The IBM® MQ Appliance might experience outages both planned and unplanned. The high availability (HA) features of the appliance enable queue managers to have maximum availability. The HA features of the IBM MQ Appliance give the appliance an ability to withstand software or hardware outages. Therefore, it is available as much of the time as possible. These outages might be planned events, such as maintenance and backups, or unplanned events, such as hardware failures or power failures.
To configure HA for the IBM MQ Appliance, you can connect a pair of appliances either directly, or by using switches (a separate switch for each link). You must then create an HA group for this pair of appliances. To work most effectively as a high availability solution, the two appliances need to be in close physical proximity to one another. For this reason the HA solution is not intended to provide disaster recovery, although you can configure a disaster recovery solution for queue managers that run on your HA pair.
For details of combining HA and disaster recovery on the appliance, see Disaster recovery for a high availability configuration. A queue manager can belong to an HA group and be part of a disaster recovery configuration.
The HA group controls the availability of any HA queue managers that are created on the appliances. By default, the HA queue managers are run on the appliance on which they are created, when that appliance is available. This appliance is known as the preferred appliance of the HA queue manager. You can use commands to specify the other appliance as the preferred appliance, if required, or to specify that the queue manager has no preferred appliance (see Managing queue manager locations in a high availability group).
If an appliance in the pair is stopped for any reason, the HA queue managers that are running on that appliance automatically start to run on the other appliance. That is, the queue managers are failed over to the other appliance. When the stopped appliance is restarted, and the required data is replicated back to that appliance, it resumes running the HA queue managers for which it is the preferred appliance. Persistent messages are preserved.

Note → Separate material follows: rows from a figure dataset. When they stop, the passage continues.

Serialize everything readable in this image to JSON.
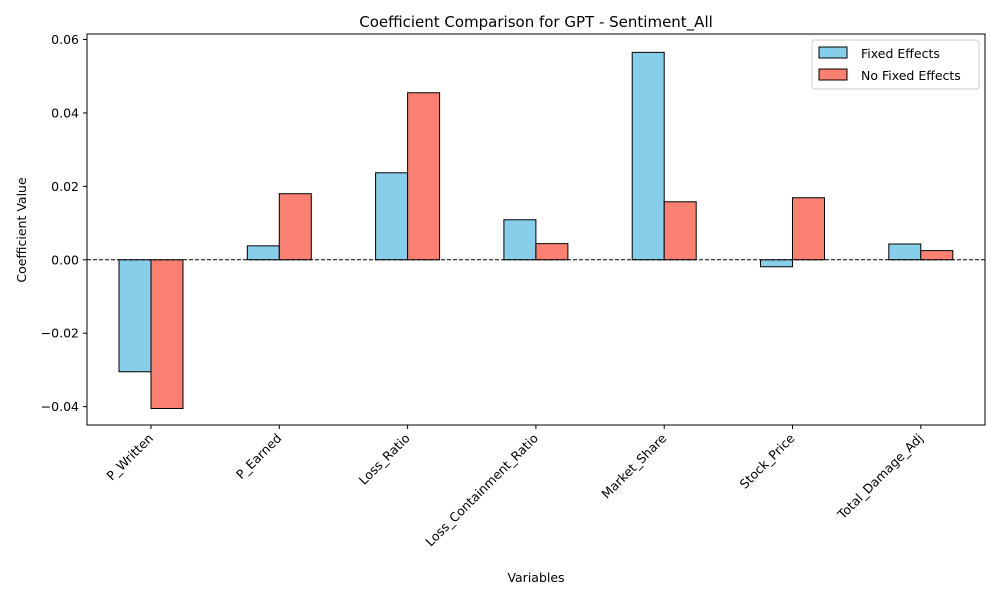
{
  "chart_data": {
    "type": "bar",
    "title": "Coefficient Comparison for GPT - Sentiment_All",
    "xlabel": "Variables",
    "ylabel": "Coefficient Value",
    "categories": [
      "P_Written",
      "P_Earned",
      "Loss_Ratio",
      "Loss_Containment_Ratio",
      "Market_Share",
      "Stock_Price",
      "Total_Damage_Adj"
    ],
    "series": [
      {
        "name": "Fixed Effects",
        "color": "#87ceeb",
        "values": [
          -0.0305,
          0.0038,
          0.0237,
          0.0109,
          0.0565,
          -0.0019,
          0.0043
        ]
      },
      {
        "name": "No Fixed Effects",
        "color": "#fa8072",
        "values": [
          -0.0405,
          0.018,
          0.0455,
          0.0044,
          0.0158,
          0.0169,
          0.0025
        ]
      }
    ],
    "ylim": [
      -0.045,
      0.0615
    ],
    "yticks": [
      -0.04,
      -0.02,
      0.0,
      0.02,
      0.04,
      0.06
    ],
    "ytick_labels": [
      "−0.04",
      "−0.02",
      "0.00",
      "0.02",
      "0.04",
      "0.06"
    ],
    "zero_line": "dashed",
    "grid": false,
    "legend_position": "top-right"
  }
}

To ensure that the HA queue manager is ready to run on either appliance, queue manager data is replicated synchronously between the appliances. In some situations, such as when one appliance is unavailable, the queue manager data cannot be replicated synchronously. When the appliance becomes available, the queue managers in the HA group enter a catch-up phase, in which the queue manager data is replicated. By default, the appliances use a dedicated 10 Gb Ethernet connection for replication. You can select a 40 Gb Ethernet or 100 Gb Ethernet connection if required (see sethalink).
This HA solution enables all the HA queue managers in the HA group to continue running when one appliance in the group is stopped. If both appliances in the HA group fail at the same time, the HA queue managers cannot run until at least one of the appliances is restarted.
Appliances in an HA group can run other queue managers that are outside of the HA group, but if the appliance fails or is stopped, then that queue manager stops. Appliances can belong only to one HA group.
Applications can connect to HA queue managers in one of two ways. They can have an IP address configured for the data interface on each of the appliances in the HA group, and the application itself determines which one to use for connecting to the active queue manager. Alternatively, applications can use a single floating IP address to access a particular queue manager, and that IP address will work for that queue manager whichever appliance it is running on (note that the appliances still both require an interface configured with a static IP for the floating IP address to map to). Using a floating IP address in this way makes queue manager failover almost invisible to the connecting application.
Example HA group
In the example configuration, two IBM MQ Appliances, named castor and pollux, are located in the same data center, in adjacent racks. The three cables that connect the two appliances are less than a meter long, and so communication between the two has the minimum of delay.
The appliance that is named pollux runs one queue manager, terentia1, which is inside the HA group. The appliance that is named castor has two queue managers that are running within the HA group, cicero1 and cicero2. It also has another queue manager, tullia2, that runs outside the HA group. Both castor and pollux have shadow versions of the HA queue managers on the other appliance. These queue managers are kept up to date by replication across the replication interface. Two more interfaces, a primary and a secondary, track the heartbeat of the other appliance.
The rack that castor is in suffers a power failure. The appliance that is named pollux detects that castor has failed, and starts to run the queue managers cicero1 and cicero2. The queue manager tullia2 is outside the HA group, so does not fail over to pollux.
When power is restored, the queue managers cicero1 and cicero2 run on the appliance that is named castor again.